Padre François-Marie Dermine, domenicano canadese di stanza ad Ancona, docente di teologia morale fondamentale alla Facoltà teologica dell’Emilia Romagna, esorcista e presidente nazionale del Gris (Gruppo di ricerca e informazione socio-religiosa) firma un libro che, come indica già il titolo, Ragioniamo sul demonio tra superstizione, mito e realtà (Esd, pagine 152, euro 13) vuole aiutare il lettore a focalizzare meglio un aspetto dell’annuncio cristiano che il magistero non cessa discretamente di ribadire. I documenti del Concilio Vaticano II, per dire, trattano del demonio 18 volte. La Gaudium et spes, il cui tono è dato appunto dalle parole gioia e speranza, presenta un passo di questo tenore: «Tutta intera la storia umana è infatti pervasa da una lotta tremenda contro le potenze delle tenebre; lotta cominciata fin dall’origine del mondo, destinata a durare, come dice il Signore, fino all’ultimo giorno». Paolo VI nella sua celebre udienza generale del 15 novembre 1972 disse del demonio in modo perentorio: «Esce dal quadro dell’insegnamento biblico ed ecclesiastico chi si rifiuta di riconoscerlo come esistente». Il frequente richiamo dell’attuale Pontefice all’azione di Satana è poi cosa nota tanto da essere considerato uno dei uno dei tratti caratteristici della sua predicazione.

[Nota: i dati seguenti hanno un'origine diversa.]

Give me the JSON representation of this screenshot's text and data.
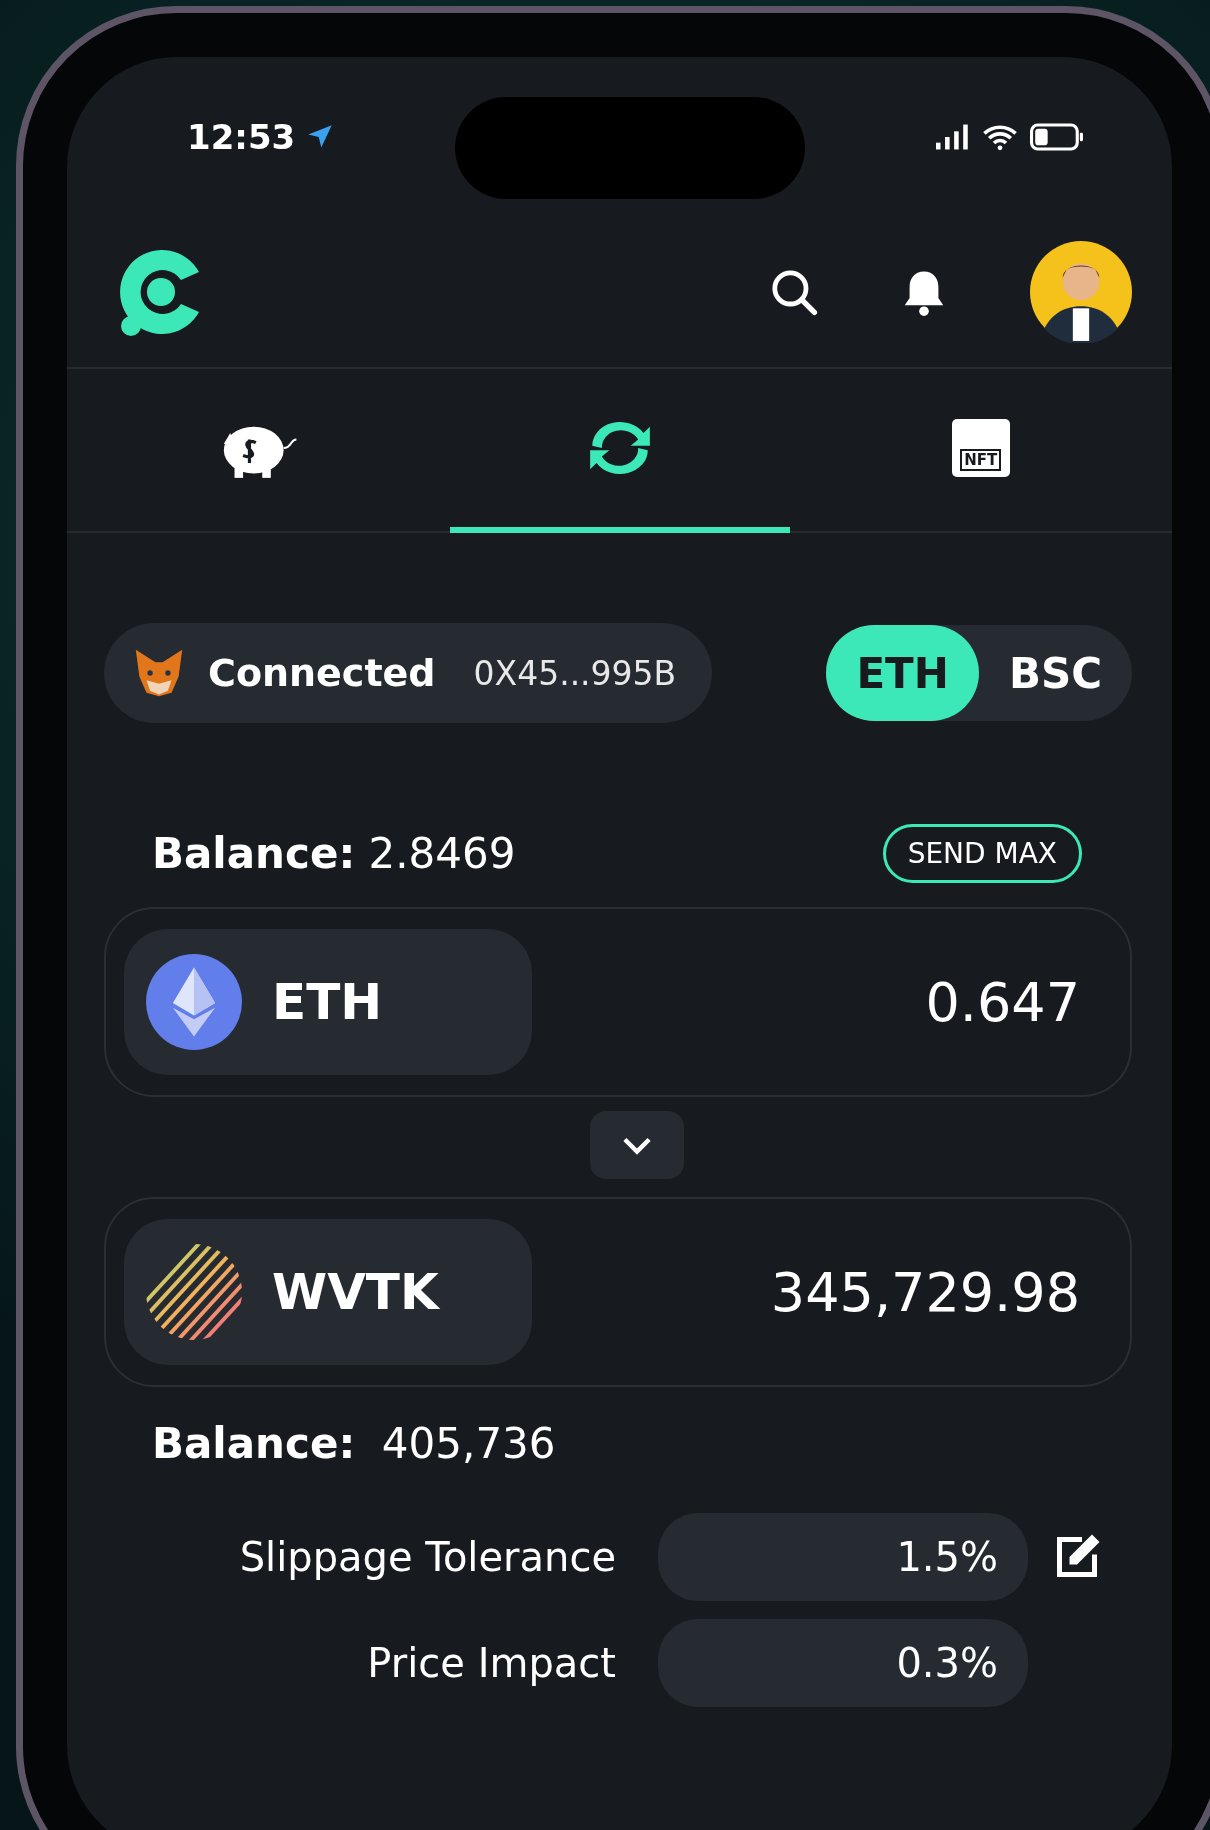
{
  "status_bar": {
    "time": "12:53"
  },
  "tabs": [
    {
      "kind": "piggy",
      "selected": false
    },
    {
      "kind": "swap",
      "selected": true
    },
    {
      "kind": "store",
      "badge": "NFT",
      "selected": false
    }
  ],
  "wallet": {
    "status": "Connected",
    "address": "0X45...995B"
  },
  "networks": [
    {
      "label": "ETH",
      "selected": true
    },
    {
      "label": "BSC",
      "selected": false
    }
  ],
  "from": {
    "balance_label": "Balance:",
    "balance": "2.8469",
    "send_max": "SEND MAX",
    "token": "ETH",
    "amount": "0.647"
  },
  "to": {
    "token": "WVTK",
    "amount": "345,729.98",
    "balance_label": "Balance:",
    "balance": "405,736"
  },
  "details": [
    {
      "label": "Slippage Tolerance",
      "value": "1.5%",
      "editable": true
    },
    {
      "label": "Price Impact",
      "value": "0.3%",
      "editable": false
    }
  ]
}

Il diavolo conosce i segreti dei cuori? Può compiere miracoli? Magia e malefici possono essere efficaci? Dove sono i demoni, sono onnipresenti? Queste sono alcune delle numerose domande che padre Dermine affronta attingendo anche a una grande risorsa della scuola domenica, ovvero l’angelologia e di converso la demonologia che san Tommaso sviluppa soprattutto nella Somma Teologica.

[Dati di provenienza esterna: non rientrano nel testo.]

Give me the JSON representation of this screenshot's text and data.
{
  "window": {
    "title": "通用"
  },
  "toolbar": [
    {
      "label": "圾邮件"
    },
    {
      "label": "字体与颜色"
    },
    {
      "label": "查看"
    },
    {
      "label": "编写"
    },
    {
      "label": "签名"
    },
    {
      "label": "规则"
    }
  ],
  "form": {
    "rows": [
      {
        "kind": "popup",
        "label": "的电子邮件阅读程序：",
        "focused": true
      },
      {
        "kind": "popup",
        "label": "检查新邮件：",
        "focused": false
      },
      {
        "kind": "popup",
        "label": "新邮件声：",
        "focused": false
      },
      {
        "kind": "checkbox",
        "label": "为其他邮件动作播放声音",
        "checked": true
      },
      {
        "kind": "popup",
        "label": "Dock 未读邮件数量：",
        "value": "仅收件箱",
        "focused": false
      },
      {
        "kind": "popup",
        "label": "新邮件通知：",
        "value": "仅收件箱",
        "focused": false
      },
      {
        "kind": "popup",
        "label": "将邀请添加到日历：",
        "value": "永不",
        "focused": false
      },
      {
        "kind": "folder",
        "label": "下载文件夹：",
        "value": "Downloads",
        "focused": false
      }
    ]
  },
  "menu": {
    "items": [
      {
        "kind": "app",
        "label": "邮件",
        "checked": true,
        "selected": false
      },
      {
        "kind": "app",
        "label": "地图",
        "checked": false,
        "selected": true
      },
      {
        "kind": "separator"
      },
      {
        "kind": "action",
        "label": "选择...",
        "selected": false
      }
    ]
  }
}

Il libro presenta in copertina un volto demoniaco tratto da un quadro riuscito della pittrice Raffaela Cotini. Scrive padre Dermine: «Il nostro modesto ragionare tratteggia una figura molto simile a quella della copertina: un soggetto personale davvero esistente, potente, inquietante, astuto, che osserva attentamente l’uomo per trascinarlo nel suo regno di malvagità e di orgogliosa solitudine. Un soggetto, tuttavia, che non merita di essere assecondato e, ancor meno, celebrato: il suo sguardo, per quanto ostile, punta intimorito verso l’alto e lascia trasparire la consapevolezza della creatura decaduta, ormai perdente e vinta sapendo che gli resta poco tempo (Apocalisse 12,12)».